32 | ᴏ ғɪᴍ
M E E R A
Meus olhos estavam em chamas.
Nunca, em circunstância alguma, eu havia sentido ódio tão forte como agora. É um sentimento ruim e ao mesmo tempo, instigante. Ele proporciona uma adrenalina que desconheço a existência. Há sentimentos em mim que nunca foram explorados com clareza e esse é um deles.
Nunca fui uma garota exemplar, mas sempre me doei ao máximo em tudo. Pensar em matar alguém sempre foi algo fora de cogitação pra mim, todavia, os caminhos da vida me trouxeram para uma encruzilhada que, certamente, não era o que eu planejava, porém, sinto-me uma nova pessoa, alguém que venceu, talvez uma guerreira.
O meu espírito já não é mais o mesmo, sinto que estou na escuridão e sendo coberta pela luz simultaneamente. Independente da situação, tomar conta de minhas emoções não era o que mais importava agora, o que de fato está em jogo é a vida do desgraçado Etgar Vecilius e seus seguidores.
Aos 45 do segundo tempo eu cheguei, e dou graças a Deus por ter conseguido vir, o campo de batalha central está um caos total. Sangue e poeira estão espalhados a cada centímetro. Sem desviar por nem mesmo um átomo de distância segui meus inimigos.
Jordan estava atrás de mim e ouvi os pingos de sangue deslizarem por sua pele. Supus que o envenenaram ou usufruíram de algum tipo de magia para contê-lo. Mesmo que pensativa, não me deixe distrair.
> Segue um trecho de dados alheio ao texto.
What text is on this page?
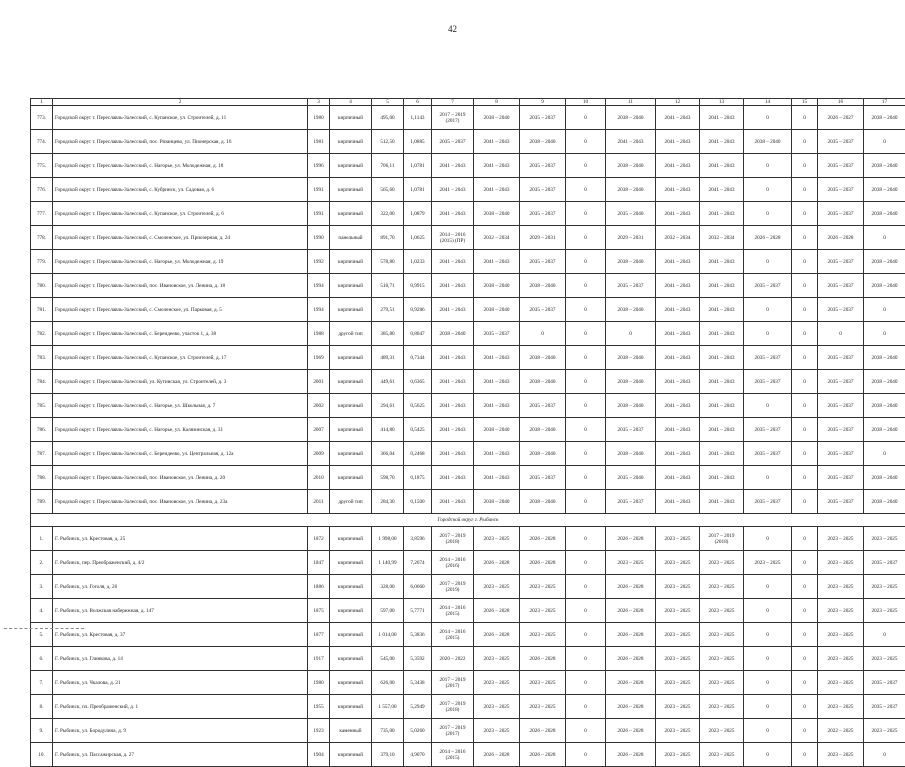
42
1	2	3	4	5	6	7	8	9	10	11	12	13	14	15	16	17
773.	Городской округ г. Переславль-Залесский, с. Купанское, ул. Строителей, д. 11	1980	кирпичный	495,00	1,1143	2017 – 2019 (2017)	2038 – 2040	2035 – 2037	0	2038 – 2040	2041 – 2043	2041 – 2043	0	0	2026 – 2027	2038 – 2040
774.	Городской округ г. Переславль-Залесский, пос. Рязанцево, ул. Пионерская, д. 16	1981	кирпичный	512,50	1,0885	2035 – 2037	2041 – 2043	2038 – 2040	0	2041 – 2043	2041 – 2043	2041 – 2043	2038 – 2040	0	2035 – 2037	0
775.	Городской округ г. Переславль-Залесский, с. Нагорье, ул. Молодежная, д. 18	1996	кирпичный	706,11	1,0781	2041 – 2043	2041 – 2043	2035 – 2037	0	2038 – 2040	2041 – 2043	2041 – 2043	0	0	2035 – 2037	2038 – 2040
776.	Городской округ г. Переславль-Залесский, с. Кубринск, ул. Садовая, д. 6	1991	кирпичный	565,60	1,0781	2041 – 2043	2041 – 2043	2035 – 2037	0	2038 – 2040	2041 – 2043	2041 – 2043	0	0	2035 – 2037	2038 – 2040
777.	Городской округ г. Переславль-Залесский, с. Купанское, ул. Строителей, д. 6	1991	кирпичный	322,00	1,0879	2041 – 2043	2038 – 2040	2035 – 2037	0	2035 – 2040	2041 – 2043	2041 – 2043	0	0	2035 – 2037	2038 – 2040
778.	Городской округ г. Переславль-Залесский, с. Смоленское, ул. Приозерная, д. 24	1990	панельный	891,70	1,0625	2014 – 2016 (2015) (ПР)	2032 – 2034	2029 – 2031	0	2029 – 2031	2032 – 2034	2032 – 2034	2026 – 2028	0	2026 – 2028	0
779.	Городской округ г. Переславль-Залесский, с. Нагорье, ул. Молодежная, д. 19	1992	кирпичный	578,80	1,0233	2041 – 2043	2041 – 2043	2035 – 2037	0	2038 – 2040	2041 – 2043	2041 – 2043	0	0	2035 – 2037	2038 – 2040
780.	Городской округ г. Переславль-Залесский, пос. Ивановское, ул. Ленина, д. 18	1994	кирпичный	518,71	0,9915	2041 – 2043	2038 – 2040	2038 – 2040	0	2035 – 2037	2041 – 2043	2041 – 2043	2035 – 2037	0	2035 – 2037	2038 – 2040
781.	Городской округ г. Переславль-Залесский, с. Смоленское, ул. Парковая, д. 5	1994	кирпичный	279,51	0,9286	2041 – 2043	2038 – 2040	2035 – 2037	0	2038 – 2040	2041 – 2043	2041 – 2043	0	0	2035 – 2037	0
782.	Городской округ г. Переславль-Залесский, с. Берендеево, участок 1, д. 38	1988	другой тип	385,80	0,8047	2038 – 2040	2035 – 2037	0	0	0	2041 – 2043	2041 – 2043	0	0	0	0
783.	Городской округ г. Переславль-Залесский, с. Купанское, ул. Строителей, д. 17	1969	кирпичный	489,31	0,7344	2041 – 2043	2041 – 2043	2038 – 2040	0	2038 – 2040	2041 – 2043	2041 – 2043	2035 – 2037	0	2035 – 2037	2038 – 2040
784.	Городской округ г. Переславль-Залесский, ул. Кутинская, ул. Строителей, д. 3	2001	кирпичный	449,61	0,6365	2041 – 2043	2041 – 2043	2038 – 2040	0	2038 – 2040	2041 – 2043	2041 – 2043	2035 – 2037	0	2035 – 2037	2038 – 2040
785.	Городской округ г. Переславль-Залесский, с. Нагорье, ул. Школьная, д. 7	2002	кирпичный	294,61	0,5625	2041 – 2043	2041 – 2043	2035 – 2037	0	2038 – 2040	2041 – 2043	2041 – 2043	0	0	2035 – 2037	2038 – 2040
786.	Городской округ г. Переславль-Залесский, с. Нагорье, ул. Калязинская, д. 31	2007	кирпичный	414,80	0,5425	2041 – 2043	2038 – 2040	2038 – 2040	0	2035 – 2037	2041 – 2043	2041 – 2043	2035 – 2037	0	2035 – 2037	2038 – 2040
787.	Городской округ г. Переславль-Залесский, с. Берендеево, ул. Центральная, д. 12а	2009	кирпичный	366,04	0,2468	2041 – 2043	2041 – 2043	2038 – 2040	0	2038 – 2040	2041 – 2043	2041 – 2043	2035 – 2037	0	2035 – 2037	0
788.	Городской округ г. Переславль-Залесский, пос. Ивановское, ул. Ленина, д. 20	2010	кирпичный	598,70	0,1875	2041 – 2043	2041 – 2043	2035 – 2037	0	2035 – 2040	2041 – 2043	2041 – 2043	0	0	2035 – 2037	2038 – 2040
789.	Городской округ г. Переславль-Залесский, пос. Ивановское, ул. Ленина, д. 23а	2011	другой тип	284,30	0,1500	2041 – 2043	2038 – 2040	2038 – 2040	0	2035 – 2037	2041 – 2043	2041 – 2043	2035 – 2037	0	2035 – 2037	2038 – 2040
Городской округ г. Рыбинск																
1.	Г. Рыбинск, ул. Крестовая, д. 25	1872	кирпичный	1 998,00	3,8596	2017 – 2019 (2018)	2023 – 2025	2026 – 2028	0	2026 – 2028	2023 – 2025	2017 – 2019 (2018)	0	0	2023 – 2025	2023 – 2025
2.	Г. Рыбинск, пер. Преображенский, д. 4/2	1847	кирпичный	1 140,99	7,2674	2014 – 2016 (2016)	2026 – 2028	2026 – 2028	0	2023 – 2025	2023 – 2025	2023 – 2025	2023 – 2025	0	2023 – 2025	2035 – 2037
3.	Г. Рыбинск, ул. Гоголя, д. 26	1886	кирпичный	328,00	6,0660	2017 – 2019 (2019)	2023 – 2025	2023 – 2025	0	2026 – 2028	2023 – 2025	2023 – 2025	0	0	2023 – 2025	2023 – 2025
4.	Г. Рыбинск, ул. Волжская набережная, д. 147	1875	кирпичный	597,00	5,7771	2014 – 2016 (2015)	2026 – 2028	2023 – 2025	0	2026 – 2028	2023 – 2025	2023 – 2025	0	0	2023 – 2025	2023 – 2025
5.	Г. Рыбинск, ул. Крестовая, д. 37	1877	кирпичный	1 014,00	5,3836	2014 – 2016 (2015)	2026 – 2028	2023 – 2025	0	2026 – 2028	2023 – 2025	2023 – 2025	0	0	2023 – 2025	0
6.	Г. Рыбинск, ул. Глинкова, д. 14	1917	кирпичный	545,00	5,3592	2020 – 2022	2023 – 2025	2026 – 2028	0	2026 – 2028	2023 – 2025	2023 – 2025	0	0	2023 – 2025	2023 – 2025
7.	Г. Рыбинск, ул. Чкалова, д. 21	1980	кирпичный	626,00	5,3438	2017 – 2019 (2017)	2023 – 2025	2023 – 2025	0	2026 – 2028	2023 – 2025	2023 – 2025	0	0	2023 – 2025	2035 – 2037
8.	Г. Рыбинск, пл. Преображенский, д. 1	1955	кирпичный	1 557,00	5,2949	2017 – 2019 (2018)	2023 – 2025	2023 – 2025	0	2026 – 2028	2023 – 2025	2023 – 2025	0	0	2023 – 2025	2035 – 2037
9.	Г. Рыбинск, ул. Бородулина, д. 9	1923	каменный	735,00	5,0260	2017 – 2019 (2017)	2023 – 2025	2026 – 2028	0	2026 – 2028	2023 – 2025	2023 – 2025	0	0	2022 – 2025	2023 – 2025
10.	Г. Рыбинск, ул. Пассажирская, д. 27	1904	кирпичный	379,10	4,9070	2014 – 2016 (2015)	2026 – 2028	2026 – 2028	0	2026 – 2028	2023 – 2025	2023 – 2025	0	0	2023 – 2025	0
Eles são traiçoeiros, agem nas sombras, como já é de se esperar de pessoas tão desprezíveis.
Podia constatar a raiva que se disseminava pelo ambiente, era mortal. Estou em desvantagens, são quatro contra uma, além de Etgar usufruir de meus poderes. Os comuns podem não ser problema grande, já o líder é uma pedra no meu sapato. Entretanto, agora é tarde demais para voltar e clamar ajuda, então preparei-me para o pior.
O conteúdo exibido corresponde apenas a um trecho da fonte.